Thanks so much, Charmon. I love that you’re using novels with students as a way to develop their language skills. How important to blend them for authentic work! I’m sure your students are really benefiting from your choices.
This is an awesome way to introduce them to my library in a short amount of time and get them hyped up for what is waiting for them on my shelves! Do you by chance have your To-Read List document somewhere where I can download it? Perhaps on TeachersPayTeachers maybe?
Thanks, Carrie! I’d love to share it with you, but don’t have it on TPT. I guess I don’t know much about the site. Please teach me! 🙂
Great post! Thanks for sharing! We do an app speed dating situation for their iPads but this is such a natural fit too. I wonder how I could do a writing speed dating piece- write from various perspectives of people in your narrative, write in different genres on this topic, etc. very inspiring post!
Thanks, Ben! You always have great ways of adapting ideas for your students.

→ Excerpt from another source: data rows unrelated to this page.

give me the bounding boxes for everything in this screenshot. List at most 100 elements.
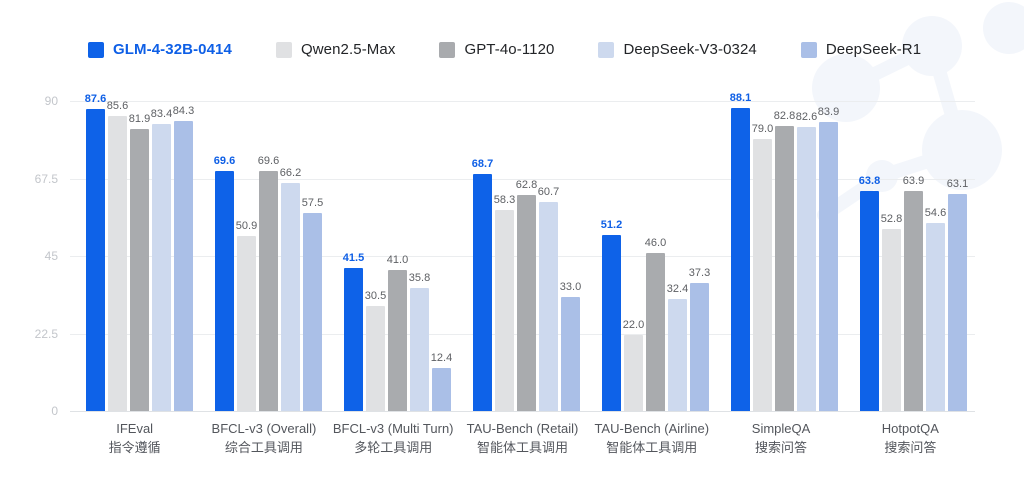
bar-DeepSeek-R1: 83.9 <box>818 106 839 411</box>
gridline-67.5 <box>70 178 975 180</box>
legend-swatch-icon <box>598 41 615 58</box>
y-axis-tick-label: 22.5 <box>34 326 58 341</box>
legend-label: DeepSeek-V3-0324 <box>623 41 757 58</box>
bar-group-HotpotQA: 63.8 52.8 63.9 54.6 63.1 <box>859 101 968 411</box>
bar-value-label: 54.6 <box>924 206 947 219</box>
legend-label: GLM-4-32B-0414 <box>113 41 232 58</box>
bar-group-BFCL-v3 (Overall): 69.6 50.9 69.6 66.2 57.5 <box>214 101 323 411</box>
legend-item-DeepSeek-V3-0324[interactable]: DeepSeek-V3-0324 <box>598 41 757 58</box>
category-subtitle: 多轮工具调用 <box>354 440 433 455</box>
bar-value-label: 63.9 <box>902 174 925 187</box>
bar-group-TAU-Bench (Airline): 51.2 22.0 46.0 32.4 37.3 <box>601 101 710 411</box>
category-label-HotpotQA: HotpotQA 搜索问答 <box>846 420 975 456</box>
legend: GLM-4-32B-0414 Qwen2.5-Max GPT-4o-1120 Deep… <box>88 41 921 58</box>
y-axis-tick-label: 0 <box>51 404 58 418</box>
category-name: HotpotQA <box>881 421 939 436</box>
category-subtitle: 搜索问答 <box>755 440 808 455</box>
bar-value-label: 84.3 <box>172 104 195 117</box>
bar-GPT-4o-1120: 46.0 <box>645 237 666 411</box>
bar-value-label: 82.6 <box>795 110 818 123</box>
bar-Qwen2.5-Max: 22.0 <box>623 319 644 411</box>
bar-value-label: 37.3 <box>688 266 711 279</box>
bar-GLM-4-32B-0414: 41.5 <box>343 252 364 411</box>
bar-value-label: 32.4 <box>666 283 689 296</box>
bar-Qwen2.5-Max: 52.8 <box>881 213 902 411</box>
bar-GLM-4-32B-0414: 51.2 <box>601 219 622 411</box>
bar-DeepSeek-V3-0324: 35.8 <box>409 272 430 411</box>
legend-swatch-icon <box>439 41 456 58</box>
plot-area: 0 22.5 45 67.5 90 87.6 85.6 81.9 83.4 84.3 69.6 50… <box>35 92 975 418</box>
bar-group-TAU-Bench (Retail): 68.7 58.3 62.8 60.7 33.0 <box>472 101 582 411</box>
bar-value-label: 52.8 <box>880 213 903 226</box>
bar-GPT-4o-1120: 41.0 <box>387 254 408 411</box>
bar-value-label: 68.7 <box>471 158 494 171</box>
bar-value-label: 35.8 <box>408 271 431 284</box>
category-label-IFEval: IFEval 指令遵循 <box>70 420 199 456</box>
bar-value-label: 41.5 <box>342 252 365 265</box>
category-name: BFCL-v3 (Multi Turn) <box>332 421 454 436</box>
bar-value-label: 62.8 <box>515 178 538 191</box>
category-name: SimpleQA <box>751 421 811 436</box>
bar-value-label: 63.8 <box>858 175 881 188</box>
bar-DeepSeek-V3-0324: 83.4 <box>151 108 172 411</box>
bar-DeepSeek-V3-0324: 60.7 <box>538 186 559 411</box>
bar-DeepSeek-V3-0324: 32.4 <box>667 283 688 411</box>
bar-GPT-4o-1120: 81.9 <box>129 113 150 411</box>
bar-Qwen2.5-Max: 50.9 <box>236 220 257 411</box>
legend-item-GLM-4-32B-0414[interactable]: GLM-4-32B-0414 <box>88 41 232 58</box>
bar-GPT-4o-1120: 82.8 <box>774 110 795 411</box>
bar-value-label: 66.2 <box>279 167 302 179</box>
bar-value-label: 50.9 <box>235 219 258 232</box>
y-axis-tick-label: 90 <box>44 94 58 108</box>
bar-Qwen2.5-Max: 58.3 <box>494 194 515 411</box>
x-axis-labels: IFEval 指令遵循 BFCL-v3 (Overall) 综合工具调用 BFCL-v3… <box>70 420 975 456</box>
bar-Qwen2.5-Max: 85.6 <box>107 100 128 411</box>
category-label-SimpleQA: SimpleQA 搜索问答 <box>716 420 845 456</box>
legend-label: DeepSeek-R1 <box>825 41 922 58</box>
category-name: TAU-Bench (Airline) <box>594 421 710 436</box>
legend-item-Qwen2.5-Max[interactable]: Qwen2.5-Max <box>275 41 396 58</box>
bar-DeepSeek-R1: 63.1 <box>947 178 968 411</box>
bar-value-label: 22.0 <box>622 319 645 332</box>
legend-item-GPT-4o-1120[interactable]: GPT-4o-1120 <box>439 41 554 58</box>
category-label-TAU-Bench (Airline): TAU-Bench (Airline) 智能体工具调用 <box>587 420 716 456</box>
bar-DeepSeek-V3-0324: 54.6 <box>925 207 946 411</box>
bar-value-label: 88.1 <box>729 91 752 104</box>
bar-GPT-4o-1120: 62.8 <box>516 179 537 411</box>
bar-value-label: 33.0 <box>559 281 582 294</box>
bar-GLM-4-32B-0414: 68.7 <box>472 158 493 411</box>
category-name: BFCL-v3 (Overall) <box>211 421 317 436</box>
bar-value-label: 60.7 <box>537 185 560 198</box>
bar-value-label: 51.2 <box>600 218 623 231</box>
bar-DeepSeek-V3-0324: 66.2 <box>280 167 301 411</box>
bar-value-label: 30.5 <box>364 289 387 302</box>
category-subtitle: 智能体工具调用 <box>476 440 568 455</box>
bar-groups: 87.6 85.6 81.9 83.4 84.3 69.6 50.9 69.6 66.2 57.5… <box>70 92 975 411</box>
category-label-BFCL-v3 (Multi Turn): BFCL-v3 (Multi Turn) 多轮工具调用 <box>329 420 458 456</box>
legend-item-DeepSeek-R1[interactable]: DeepSeek-R1 <box>800 41 922 58</box>
bar-group-IFEval: 87.6 85.6 81.9 83.4 84.3 <box>85 93 194 411</box>
bar-DeepSeek-R1: 57.5 <box>302 197 323 411</box>
bar-value-label: 57.5 <box>301 196 324 209</box>
category-name: TAU-Bench (Retail) <box>466 421 579 436</box>
bar-GPT-4o-1120: 63.9 <box>903 175 924 411</box>
bar-value-label: 63.1 <box>946 177 969 190</box>
bar-DeepSeek-R1: 84.3 <box>173 105 194 411</box>
bar-GLM-4-32B-0414: 63.8 <box>859 175 880 411</box>
bar-value-label: 46.0 <box>644 236 667 249</box>
legend-swatch-icon <box>88 41 104 58</box>
bar-DeepSeek-R1: 37.3 <box>689 267 710 411</box>
bar-value-label: 12.4 <box>430 352 453 365</box>
bar-value-label: 87.6 <box>84 93 107 106</box>
category-name: IFEval <box>116 421 154 436</box>
category-subtitle: 搜索问答 <box>884 440 937 455</box>
bar-group-BFCL-v3 (Multi Turn): 41.5 30.5 41.0 35.8 12.4 <box>343 101 453 411</box>
legend-swatch-icon <box>275 41 292 58</box>
legend-swatch-icon <box>800 41 817 58</box>
legend-label: Qwen2.5-Max <box>300 41 396 58</box>
bar-value-label: 82.8 <box>773 109 796 122</box>
category-subtitle: 智能体工具调用 <box>606 440 698 455</box>
bar-GLM-4-32B-0414: 88.1 <box>730 92 751 411</box>
bar-GLM-4-32B-0414: 69.6 <box>214 155 235 411</box>
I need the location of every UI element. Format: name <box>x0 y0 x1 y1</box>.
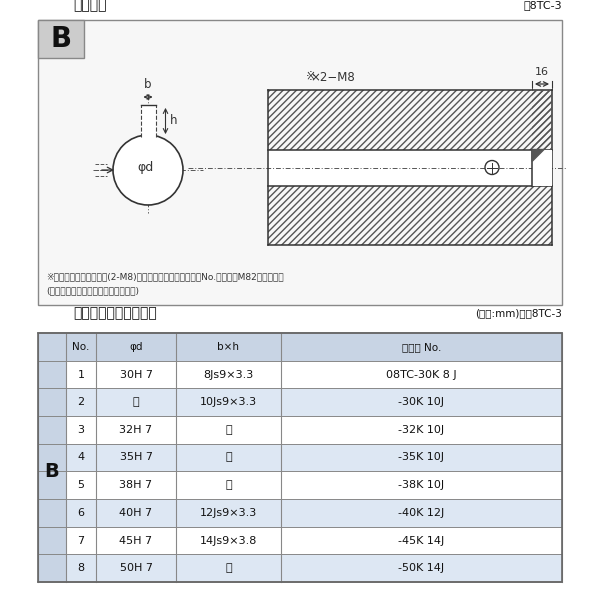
Text: 1: 1 <box>77 370 85 379</box>
Circle shape <box>485 160 499 175</box>
Bar <box>66 554 562 582</box>
Text: 〜: 〜 <box>225 452 232 463</box>
Text: 6: 6 <box>77 508 85 518</box>
Text: -35K 10J: -35K 10J <box>398 452 445 463</box>
Text: φd: φd <box>138 161 154 175</box>
Text: No.: No. <box>73 342 89 352</box>
Text: b×h: b×h <box>218 342 239 352</box>
Bar <box>66 416 562 443</box>
Text: (セットボルトは付属されています。): (セットボルトは付属されています。) <box>46 286 139 295</box>
Text: 10Js9×3.3: 10Js9×3.3 <box>200 397 257 407</box>
Bar <box>532 90 552 149</box>
Bar <box>268 185 552 245</box>
Bar <box>38 333 562 582</box>
Text: 5: 5 <box>77 480 85 490</box>
Text: 12Js9×3.3: 12Js9×3.3 <box>200 508 257 518</box>
Text: 40H 7: 40H 7 <box>119 508 152 518</box>
Bar <box>38 333 562 361</box>
Text: 軸穴形状: 軸穴形状 <box>73 0 107 12</box>
Text: (単位:mm)　袆8TC-3: (単位:mm) 袆8TC-3 <box>475 308 562 318</box>
Text: ※セットボルト用タップ(2-M8)が必要な場合は右記コードNo.の末尾にM82を付ける。: ※セットボルト用タップ(2-M8)が必要な場合は右記コードNo.の末尾にM82を… <box>46 272 284 281</box>
Text: b: b <box>144 78 152 91</box>
Bar <box>532 149 552 185</box>
Bar <box>66 527 562 554</box>
Bar <box>66 443 562 472</box>
Text: 45H 7: 45H 7 <box>119 535 152 545</box>
Bar <box>66 388 562 416</box>
Text: 08TC-30K 8 J: 08TC-30K 8 J <box>386 370 457 379</box>
Text: h: h <box>170 113 177 127</box>
Text: 8: 8 <box>77 563 85 573</box>
Text: -32K 10J: -32K 10J <box>398 425 445 435</box>
Bar <box>66 472 562 499</box>
Text: 4: 4 <box>77 452 85 463</box>
Text: 軸穴形状コード一覧表: 軸穴形状コード一覧表 <box>73 306 157 320</box>
Text: 3: 3 <box>77 425 85 435</box>
Text: 32H 7: 32H 7 <box>119 425 152 435</box>
Text: 30H 7: 30H 7 <box>119 370 152 379</box>
Text: 14Js9×3.8: 14Js9×3.8 <box>200 535 257 545</box>
Circle shape <box>113 135 183 205</box>
Text: 16: 16 <box>535 67 549 77</box>
Text: 〜: 〜 <box>133 397 139 407</box>
Bar <box>140 105 155 137</box>
Bar <box>268 90 552 149</box>
Text: 35H 7: 35H 7 <box>119 452 152 463</box>
Text: 〜: 〜 <box>225 425 232 435</box>
Bar <box>268 149 552 185</box>
Polygon shape <box>532 149 544 161</box>
Text: -50K 14J: -50K 14J <box>398 563 445 573</box>
Text: ×2−M8: ×2−M8 <box>310 71 355 84</box>
Text: -30K 10J: -30K 10J <box>398 397 445 407</box>
Text: -38K 10J: -38K 10J <box>398 480 445 490</box>
Text: B: B <box>44 462 59 481</box>
Text: 〜: 〜 <box>225 480 232 490</box>
Text: 50H 7: 50H 7 <box>119 563 152 573</box>
Text: 〜: 〜 <box>225 563 232 573</box>
Text: -40K 12J: -40K 12J <box>398 508 445 518</box>
Text: B: B <box>50 25 71 53</box>
Bar <box>38 361 66 582</box>
Text: 囸8TC-3: 囸8TC-3 <box>523 0 562 10</box>
Text: 2: 2 <box>77 397 85 407</box>
Text: ※: ※ <box>306 70 316 83</box>
Text: コード No.: コード No. <box>402 342 441 352</box>
Bar <box>66 361 562 388</box>
Text: -45K 14J: -45K 14J <box>398 535 445 545</box>
Bar <box>38 20 84 58</box>
Bar <box>38 20 562 305</box>
Text: 38H 7: 38H 7 <box>119 480 152 490</box>
Text: φd: φd <box>129 342 143 352</box>
Text: 8Js9×3.3: 8Js9×3.3 <box>203 370 254 379</box>
Text: 7: 7 <box>77 535 85 545</box>
Bar <box>66 499 562 527</box>
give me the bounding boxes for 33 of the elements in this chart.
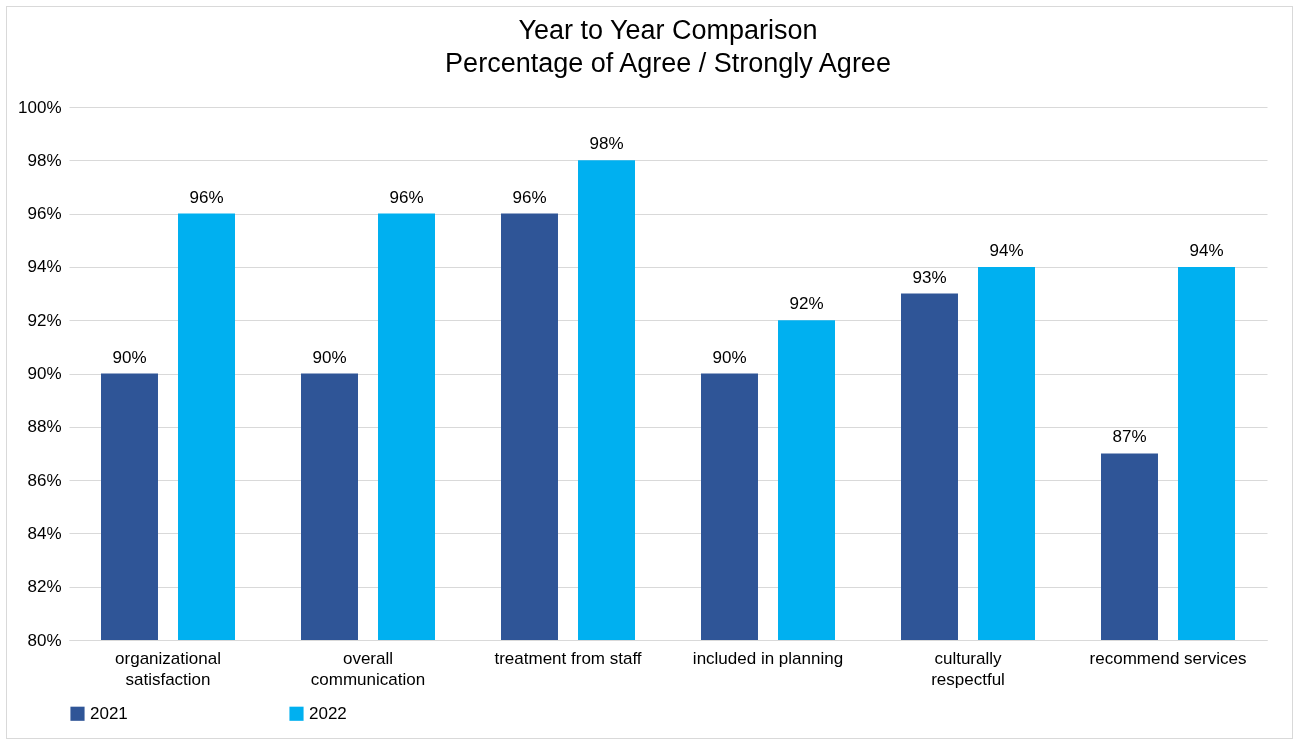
data-label: 90% bbox=[312, 347, 347, 367]
x-tick-label: overall communication bbox=[310, 648, 426, 689]
data-label: 90% bbox=[112, 347, 147, 367]
data-label: 94% bbox=[989, 240, 1024, 260]
data-label: 90% bbox=[712, 347, 747, 367]
data-label: 96% bbox=[189, 187, 224, 207]
data-label: 87% bbox=[1112, 427, 1147, 447]
legend-label: 2022 bbox=[309, 703, 347, 723]
data-label: 93% bbox=[912, 267, 947, 287]
y-tick-label: 100% bbox=[18, 97, 62, 117]
y-tick-label: 88% bbox=[27, 417, 62, 437]
x-tick-label: organizational satisfaction bbox=[115, 648, 221, 689]
data-label: 96% bbox=[512, 187, 547, 207]
y-tick-label: 84% bbox=[27, 523, 62, 543]
y-tick-label: 80% bbox=[27, 630, 62, 650]
x-tick-label: included in planning bbox=[692, 648, 844, 668]
x-tick-label: culturally respectful bbox=[931, 648, 1005, 689]
data-label: 94% bbox=[1189, 240, 1224, 260]
chart-subtitle: Percentage of Agree / Strongly Agree bbox=[445, 48, 891, 78]
chart-title: Year to Year Comparison bbox=[518, 15, 818, 45]
y-tick-label: 96% bbox=[27, 204, 62, 224]
y-tick-label: 90% bbox=[27, 364, 62, 383]
data-label: 98% bbox=[589, 134, 624, 154]
y-tick-label: 86% bbox=[27, 470, 62, 490]
y-tick-label: 92% bbox=[27, 310, 62, 330]
data-label: 96% bbox=[389, 187, 424, 207]
legend-label: 2021 bbox=[90, 703, 128, 723]
y-tick-label: 82% bbox=[27, 577, 62, 597]
y-tick-label: 98% bbox=[27, 150, 62, 170]
x-tick-label: recommend services bbox=[1089, 648, 1247, 668]
data-label: 92% bbox=[789, 294, 824, 314]
x-tick-label: treatment from staff bbox=[494, 648, 642, 668]
y-tick-label: 94% bbox=[27, 257, 62, 277]
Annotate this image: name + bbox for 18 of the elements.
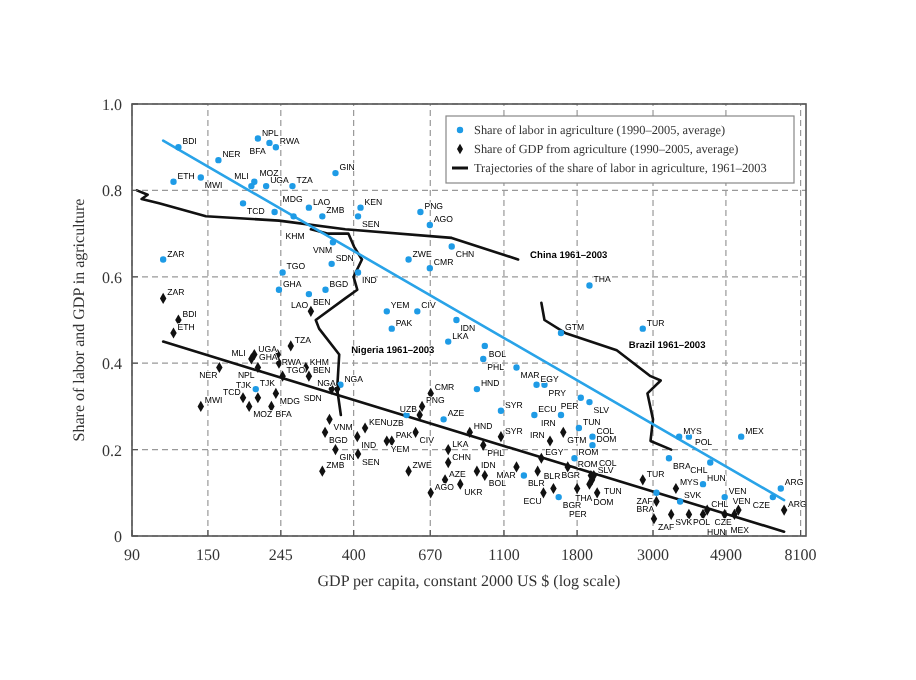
x-tick-label: 670 [418, 546, 443, 564]
y-tick-label: 0 [114, 528, 122, 546]
y-tick-label: 0.2 [102, 441, 122, 460]
x-tick-label: 245 [268, 546, 293, 564]
y-tick-label: 0.6 [102, 268, 122, 287]
x-tick-label: 4900 [709, 546, 742, 564]
y-axis-title: Share of labor and GDP in agriculture [70, 197, 88, 442]
x-tick-label: 90 [124, 546, 140, 564]
y-tick-label: 0.8 [102, 182, 122, 201]
x-tick-label: 8100 [784, 546, 817, 564]
x-tick-label: 3000 [637, 546, 670, 564]
x-tick-label: 1100 [488, 546, 520, 564]
x-axis-title: GDP per capita, constant 2000 US $ (log scale) [317, 572, 622, 590]
x-tick-label: 400 [341, 546, 366, 564]
y-tick-label: 1.0 [102, 96, 122, 114]
y-tick-label: 0.4 [102, 355, 122, 374]
x-tick-label: 1800 [561, 546, 594, 564]
x-tick-label: 150 [195, 546, 220, 564]
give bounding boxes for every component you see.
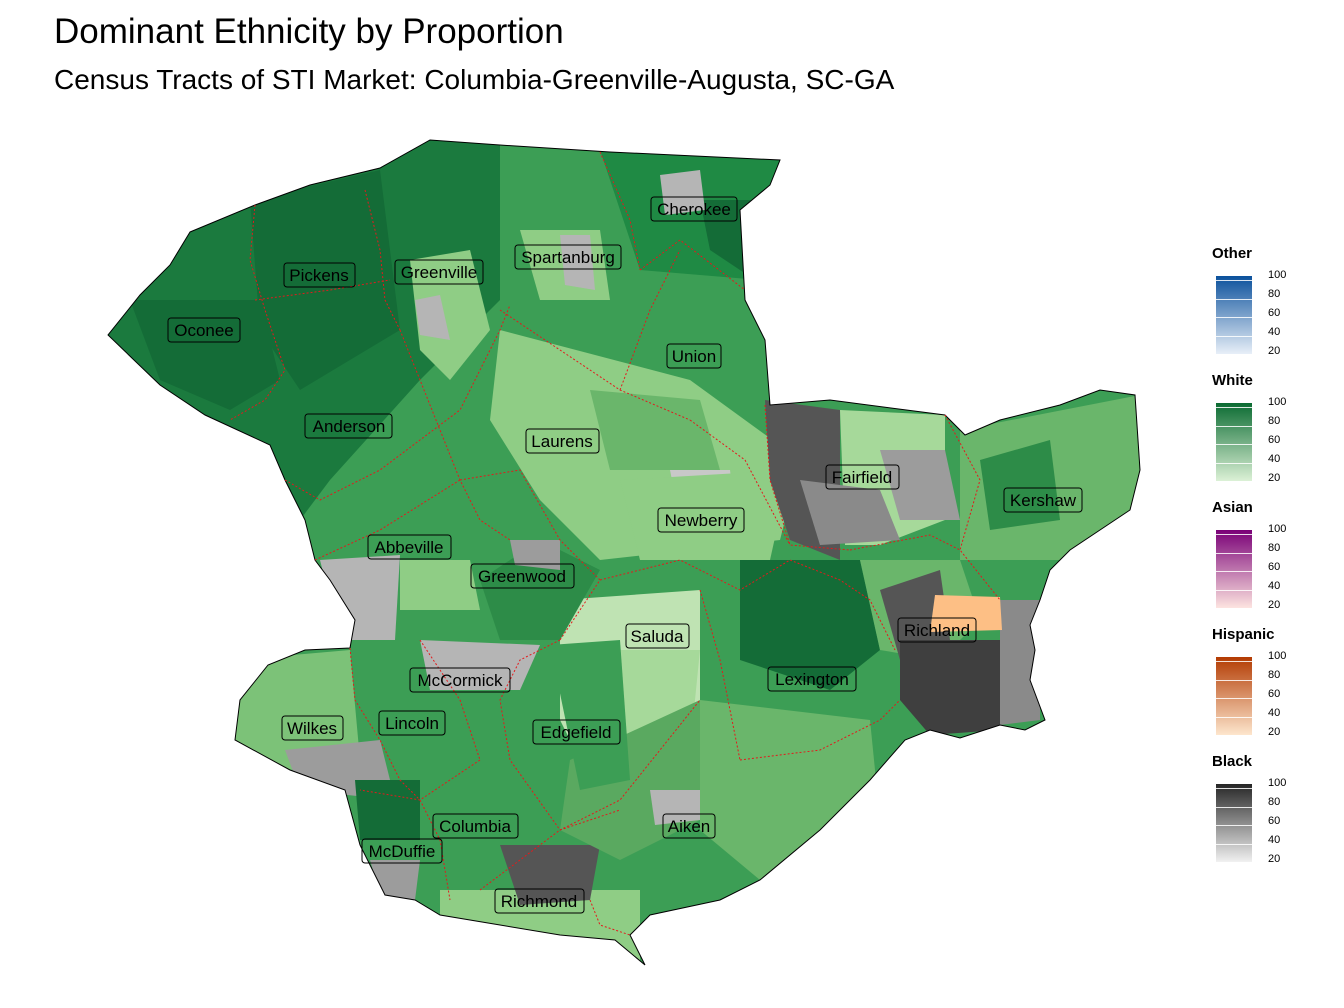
svg-text:Cherokee: Cherokee xyxy=(657,200,731,219)
legend-tick-label: 80 xyxy=(1268,669,1281,681)
legend-title: Asian xyxy=(1212,499,1253,516)
county-borders xyxy=(229,151,1001,936)
map-subtitle: Census Tracts of STI Market: Columbia-Gr… xyxy=(54,64,895,95)
legend-white: White 100 80 60 40 20 xyxy=(1212,371,1332,498)
svg-text:Edgefield: Edgefield xyxy=(541,723,612,742)
legend-black: Black 100 80 60 40 20 xyxy=(1212,752,1332,879)
county-label-pickens: Pickens xyxy=(283,262,356,288)
legend-colorbar-hispanic xyxy=(1216,657,1252,736)
legend-tick-label: 60 xyxy=(1268,688,1281,700)
county-label-laurens: Laurens xyxy=(525,428,600,454)
svg-text:Laurens: Laurens xyxy=(531,432,592,451)
county-labels: Cherokee Spartanburg Greenville Pickens … xyxy=(167,196,1083,914)
svg-text:Greenwood: Greenwood xyxy=(478,567,566,586)
legend-tick-label: 100 xyxy=(1268,523,1287,535)
svg-text:McDuffie: McDuffie xyxy=(369,842,436,861)
legend-tick-label: 100 xyxy=(1268,650,1287,662)
svg-text:Union: Union xyxy=(672,347,716,366)
county-label-mccormick: McCormick xyxy=(409,667,511,693)
county-label-richmond: Richmond xyxy=(494,888,585,914)
legend-title: Other xyxy=(1212,245,1253,262)
county-label-newberry: Newberry xyxy=(657,507,745,533)
svg-text:Pickens: Pickens xyxy=(289,266,349,285)
svg-text:McCormick: McCormick xyxy=(418,671,503,690)
legend-tick-label: 40 xyxy=(1268,326,1281,338)
svg-text:Fairfield: Fairfield xyxy=(832,468,892,487)
legend-tick-label: 20 xyxy=(1268,345,1281,357)
county-label-greenwood: Greenwood xyxy=(470,563,575,589)
choropleth-map: Cherokee Spartanburg Greenville Pickens … xyxy=(107,139,1141,966)
county-label-spartanburg: Spartanburg xyxy=(514,244,622,270)
legend-tick-label: 60 xyxy=(1268,561,1281,573)
legend-colorbar-black xyxy=(1216,784,1252,863)
county-label-fairfield: Fairfield xyxy=(825,464,900,490)
legend-title: White xyxy=(1212,372,1253,389)
svg-text:Aiken: Aiken xyxy=(668,817,711,836)
svg-text:Spartanburg: Spartanburg xyxy=(521,248,615,267)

I’m curious about this writing idea. Tell me more about it. Are you thinking of having them co-author something, via a method like silent conversation?
Hi, there! Love your post on this. I will be trying this tomorrow, but I have rows of seats. Do you think I could just place a book on each desk and have them move desks every 2 or 3 minutes? I have approximately 40 kids in each class!
Thanks! 🙂
Hi Sue!
Thanks for the comment. I’m so glad that you’re trying this out with your students, especially with such large classes! More power (and patience) to you! I would say that rows can definitely still work for Speed Dating. I’m wondering though if it’d be more efficient to have to books move instead of the kids. Just a thought… Let me know how it goes. I always love hearing how teacher modified this idea.
Take care,
Erica
Hi there! Thank you so much for sharing this idea. I’m interested in the way that you organize your library. Is there any way that you can tell me the different types of genres you use to categorize your library?
I would like to know where to get the paper they fill out while doing the book speed dating. This would be great for my 4th-6th graders. If anyone knows where to get the paper could they let me know?????